When it comes to traditional load balancers, you can either splurge on expensive hardware or go the software route. Hardware load balancers typically have poor/outdated API designs and are, at least in my experience, slow. You can find a few software load balancing products with decent APIs, but trying to use free alternatives like HAproxy leaves you with bolt on software that generates the configuration file for you. Even then, if you need high throughput you have to rely on vertical scaling of your load balancer or round-robin DNS to distribute traffic horizontally.

We were trying to figure out how to avoid buying a half million dollars worth of load balancers every time we needed a new data center. What if you didn’t want to use a regular layer 4/7 load balancer and, instead, relied exclusively on layer 3? This seems entirely possible, especially after reading about how CloudFlare uses Anycast to solve this problem. There are a few ways to accomplish this. You can go full blown BGP and run that all the way down to your top of rack switches, but that’s a commitment and likely requires a handful of full time network engineers on your team. Running a BGP daemon on your servers is the easiest way to mix “Anycast for load balancing” into your network. You have multiple options to do this:

• BIRD internet routing daemon
• Quagga Routing Software Suite
• ExaBGP

After my own research, I decided that ExaBGP is the easiest way to manipulate routes. The entire application is written in Python, making it perfect for hacking. ExaBGP has a decent API, and even supports JSON for parts of it. The API works by reading STDOUT from your process and sending your process information through STDIN. In the end, I’m looking for automated control over my network, rather than more configuration management.

At this point, I can create a basic “healthcheck” process that might look like:

#!/usr/bin/env bash
STATE="down"

while true; do
  curl localhost:4000/healthcheck.html 2>/dev/null | grep OK

  if [[ $? == 0 ]]; then
    if [[ "$STATE" != "up" ]]; then
      echo "announce 10.1.1.2/32 next-hop self"
      STATE="up"
    fi
  else
    if [[ "$STATE" != "down" ]]; then
      echo "withdraw 10.1.1.2/32 next-hop self"
      STATE="down"
    fi
  fi

  sleep 2
done

Then in your ExaBGP configuration file, you would add something like this:

group anycast-test {
  router-id 10.1.10.11;
  local-as 65001;
  peer-as 65002;

  process watch-application {
    run /usr/local/bin/healthcheck.sh
  }

  neighbor 10.1.10.1 {
    local-address 10.1.10.11;
  }
}

Now, anytime your curl | grep check is passing, your BGP neighbor (10.1.10.1) will have a route to your service IP (10.1.1.2). When it begins to fail, the route will be withdrawn from the neighbor. If you now deploy this on a handful of servers, your upstream BGP neighbor will have multiple routes. At this point, you have to configure your router to properly spread traffic between the multiple paths with equal cost. In JUNOS, this would look like:

set policy-options policy-statement load-balancing-policy then load-balance per-packet
set routing-options forwarding-table export load-balancing-policy
commit

Even though the above says load-balance per-packet, it is actually more of a load-balance per-flow since each TCP session will stick to one route rather than individual packets going to different backend servers. As far as I can tell, the reasoning for this stems from legacy chipsets that did not support a per-flow packet distribution. You can read more about this configuration on Juniper’s website..

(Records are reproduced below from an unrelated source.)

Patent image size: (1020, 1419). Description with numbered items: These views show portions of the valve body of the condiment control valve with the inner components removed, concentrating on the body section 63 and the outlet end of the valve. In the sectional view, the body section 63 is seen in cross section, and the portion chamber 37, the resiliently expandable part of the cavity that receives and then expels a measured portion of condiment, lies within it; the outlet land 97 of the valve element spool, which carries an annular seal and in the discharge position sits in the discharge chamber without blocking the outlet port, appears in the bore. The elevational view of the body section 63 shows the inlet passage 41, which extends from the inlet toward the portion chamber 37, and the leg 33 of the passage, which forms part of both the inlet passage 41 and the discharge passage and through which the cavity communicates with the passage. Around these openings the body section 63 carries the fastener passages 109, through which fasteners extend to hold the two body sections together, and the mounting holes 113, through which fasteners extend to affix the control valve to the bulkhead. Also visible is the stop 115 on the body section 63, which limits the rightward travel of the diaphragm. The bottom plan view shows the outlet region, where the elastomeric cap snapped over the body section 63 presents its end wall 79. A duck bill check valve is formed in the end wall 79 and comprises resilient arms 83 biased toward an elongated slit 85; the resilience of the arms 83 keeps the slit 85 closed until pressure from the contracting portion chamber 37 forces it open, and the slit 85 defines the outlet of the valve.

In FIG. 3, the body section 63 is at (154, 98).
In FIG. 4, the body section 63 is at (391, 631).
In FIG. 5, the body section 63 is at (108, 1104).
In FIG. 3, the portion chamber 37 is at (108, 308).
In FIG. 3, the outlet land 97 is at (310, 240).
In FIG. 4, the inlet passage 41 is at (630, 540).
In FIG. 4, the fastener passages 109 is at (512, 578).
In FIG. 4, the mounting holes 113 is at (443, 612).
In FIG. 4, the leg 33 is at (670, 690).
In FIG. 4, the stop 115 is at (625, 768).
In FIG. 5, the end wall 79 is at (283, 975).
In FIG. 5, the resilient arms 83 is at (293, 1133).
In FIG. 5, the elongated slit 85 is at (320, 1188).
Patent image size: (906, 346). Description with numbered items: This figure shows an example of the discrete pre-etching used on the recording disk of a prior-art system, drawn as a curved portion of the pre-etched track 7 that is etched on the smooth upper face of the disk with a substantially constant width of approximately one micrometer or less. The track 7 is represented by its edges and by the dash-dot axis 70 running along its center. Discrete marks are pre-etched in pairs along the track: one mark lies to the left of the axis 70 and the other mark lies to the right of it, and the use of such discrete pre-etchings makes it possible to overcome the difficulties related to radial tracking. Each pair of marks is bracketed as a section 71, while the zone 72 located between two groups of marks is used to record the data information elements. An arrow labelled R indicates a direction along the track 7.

There are some scale limitations though. It comes down to what your hardware router can handle for ECMP. I know a Juniper MX240 can handle 16 next-hops, and have heard rumors that a software update will bump this to 64, but again this is something to keep in mind. A tiered approach may be appropriate if you need a high number of backend machines. This would include a layer of route servers running BIRD/Quagga and then your backend services peer to this using ExaBGP. You could even use this approach to scale HAproxy horizontally.

In conclusion, replacing a traditional load balancer with layer 3 routing is entirely possible. In fact, it can even give you more control of where traffic is flowing in your datacenter if done right. I look forward to rolling this out with more backend services over the coming months and learning what problems may arise. The possibilities are endless, and I’d love to hear more about what others are doing.